Maybe she just wasn't up for junk food and an unsolicited 'massage.'
Pique-nique? Non.
Ratatouille? Oui.
How wonderfully French. I liked the comments about their marriage, too. It sounds consistent with what I've read on French culture and attitudes, and I think it's charming. I'd love to meet her, but she'd probably bow out due to a throat ailment or something. :(
Oh yeah, and you're clearly familiar with Simon and Garfunkel, given your post's title, so your silence on my question from a while back about Paul Simon's theft of Martin Carthy's "Scarborough Fair" arrangement speaks volumes.
Wait, that joke died a few posts ago. Oh well.
Good for Cecilia, better to spend time shopping with friends than to go over extended conversation with Laura about the Dewey decimal system.
Jeremy: ha!
Invisible Man, not so much.
Dear France, I love you so it's time for me to teach you a new word that perhaps might be accepted by Académe Française once the last of les immortels has perished; barbeque. Feel free to add whatever extra letters you see fit.
Hotdogs and hamburgers, hotdogs and hamburgers, the only thing on the menu if you were to listen only to the French press, which is full of Cécilia's shopping schedule while under the weather.
I'd be tickled to see Laura return the favor. The French aren't the only one's with a point to make.
Cecilia, patron saint of musicians, inspiration to Simon and Garfunkel at least for this one good radio play song, Christian Roman noblewoman martyred third century AD.

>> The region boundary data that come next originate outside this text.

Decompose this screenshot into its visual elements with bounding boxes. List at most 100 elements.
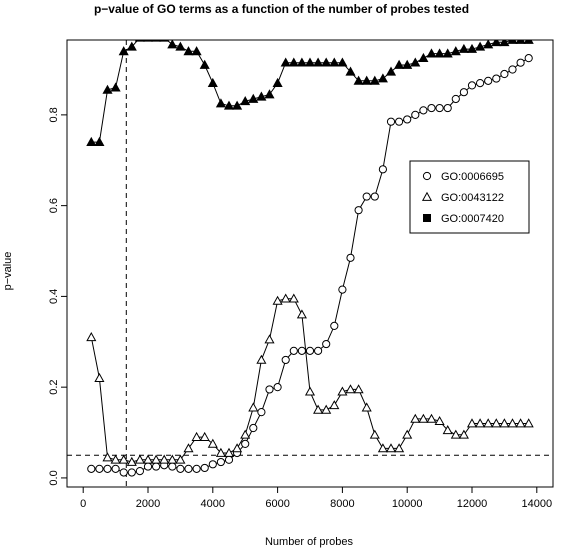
data-point xyxy=(468,82,475,89)
data-point xyxy=(509,66,516,73)
data-point xyxy=(249,403,257,411)
data-point xyxy=(436,104,443,111)
data-point xyxy=(120,469,127,476)
x-axis-label: Number of probes xyxy=(265,536,354,548)
data-point xyxy=(485,77,492,84)
data-point xyxy=(428,104,435,111)
data-point xyxy=(411,58,419,66)
data-point xyxy=(274,384,281,391)
data-point xyxy=(355,207,362,214)
data-point xyxy=(88,465,95,472)
data-point xyxy=(379,166,386,173)
data-point xyxy=(306,388,314,396)
data-point xyxy=(323,340,330,347)
data-point xyxy=(371,431,379,439)
x-tick-label: 6000 xyxy=(265,498,289,510)
data-point xyxy=(273,79,281,87)
y-tick-label: 0.6 xyxy=(48,198,60,213)
data-point xyxy=(177,465,184,472)
data-point xyxy=(298,310,306,318)
data-point xyxy=(315,347,322,354)
series-line-GO:0006695 xyxy=(91,58,528,472)
data-point xyxy=(412,111,419,118)
x-tick-label: 4000 xyxy=(201,498,225,510)
data-point xyxy=(517,59,524,66)
data-point xyxy=(387,118,394,125)
x-tick-label: 8000 xyxy=(330,498,354,510)
data-point xyxy=(460,89,467,96)
data-point xyxy=(217,99,225,107)
data-point xyxy=(112,465,119,472)
data-point xyxy=(193,465,200,472)
data-point xyxy=(136,468,143,475)
data-point xyxy=(169,463,176,470)
data-point xyxy=(201,464,208,471)
data-point xyxy=(241,431,249,439)
data-point xyxy=(339,286,346,293)
data-point xyxy=(403,431,411,439)
data-point xyxy=(250,424,257,431)
data-point xyxy=(282,356,289,363)
data-point xyxy=(265,335,273,343)
data-point xyxy=(265,90,273,98)
data-point xyxy=(103,453,111,461)
data-point xyxy=(128,469,135,476)
data-point xyxy=(419,54,427,62)
data-point xyxy=(87,333,95,341)
legend-label: GO:0007420 xyxy=(441,213,504,225)
data-point xyxy=(420,107,427,114)
x-tick-label: 14000 xyxy=(522,498,553,510)
data-point xyxy=(185,465,192,472)
x-tick-label: 10000 xyxy=(392,498,423,510)
data-layer xyxy=(67,34,553,487)
data-point xyxy=(493,75,500,82)
x-tick-label: 2000 xyxy=(136,498,160,510)
data-point xyxy=(96,465,103,472)
data-point xyxy=(347,254,354,261)
y-tick-label: 0.8 xyxy=(48,107,60,122)
data-point xyxy=(257,356,265,364)
x-tick-label: 12000 xyxy=(457,498,488,510)
y-tick-label: 0.4 xyxy=(48,289,60,304)
data-point xyxy=(258,409,265,416)
data-point xyxy=(104,465,111,472)
data-point xyxy=(452,95,459,102)
y-tick-label: 0.0 xyxy=(48,470,60,485)
legend-marker xyxy=(423,172,430,179)
legend: GO:0006695 GO:0043122 GO:0007420 xyxy=(410,161,529,233)
data-point xyxy=(477,80,484,87)
data-point xyxy=(330,401,338,409)
x-tick-label: 0 xyxy=(80,498,86,510)
data-point xyxy=(501,70,508,77)
y-axis-label: p−value xyxy=(2,252,14,291)
data-point xyxy=(331,322,338,329)
data-point xyxy=(396,118,403,125)
data-point xyxy=(298,347,305,354)
data-point xyxy=(144,463,151,470)
data-point xyxy=(153,463,160,470)
data-point xyxy=(363,193,370,200)
data-point xyxy=(201,61,209,69)
data-point xyxy=(290,347,297,354)
data-point xyxy=(363,403,371,411)
data-point xyxy=(242,440,249,447)
data-point xyxy=(217,458,224,465)
data-point xyxy=(225,456,232,463)
data-point xyxy=(444,104,451,111)
legend-marker xyxy=(423,214,431,222)
data-point xyxy=(404,116,411,123)
data-point xyxy=(209,461,216,468)
data-point xyxy=(95,374,103,382)
data-point xyxy=(371,193,378,200)
data-point xyxy=(111,83,119,91)
legend-label: GO:0043122 xyxy=(441,192,504,204)
data-point xyxy=(233,444,241,452)
y-tick-label: 0.2 xyxy=(48,380,60,395)
chart-title: p−value of GO terms as a function of the… xyxy=(94,2,469,16)
legend-label: GO:0006695 xyxy=(441,171,504,183)
data-point xyxy=(306,347,313,354)
data-point xyxy=(184,444,192,452)
data-point xyxy=(209,79,217,87)
data-point xyxy=(266,386,273,393)
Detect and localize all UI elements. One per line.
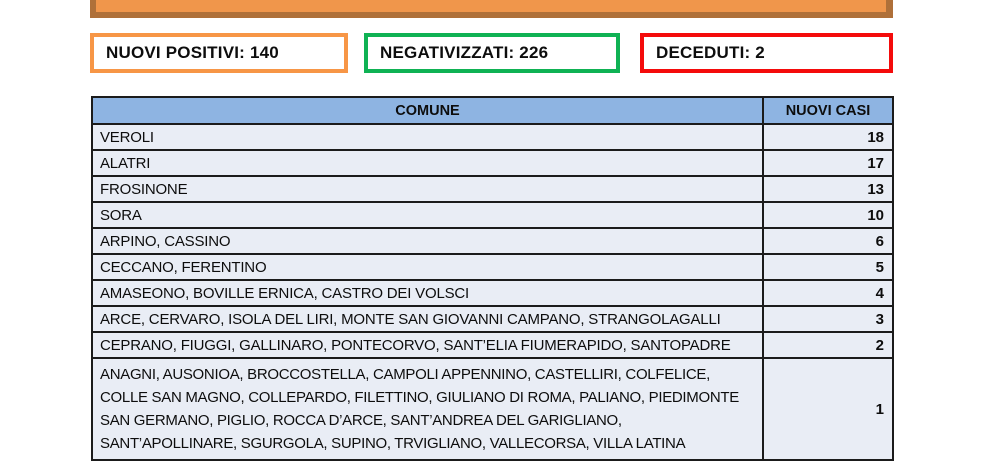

From Wiki: “…officials attempted to kill her by locking her in an overheated bathhouse. However, the attempt failed, and she was to be beheaded. The executioner attempted to decapitate her three times unsuccessfully, at which time he fled. Cecilia survived another three days before succumbing,” praising God all the while.
Sark’s saint's not so much the martyr as a Cecilia d' Arch. I agree with Chip- let Texas teach her the superiority of not acting so superior.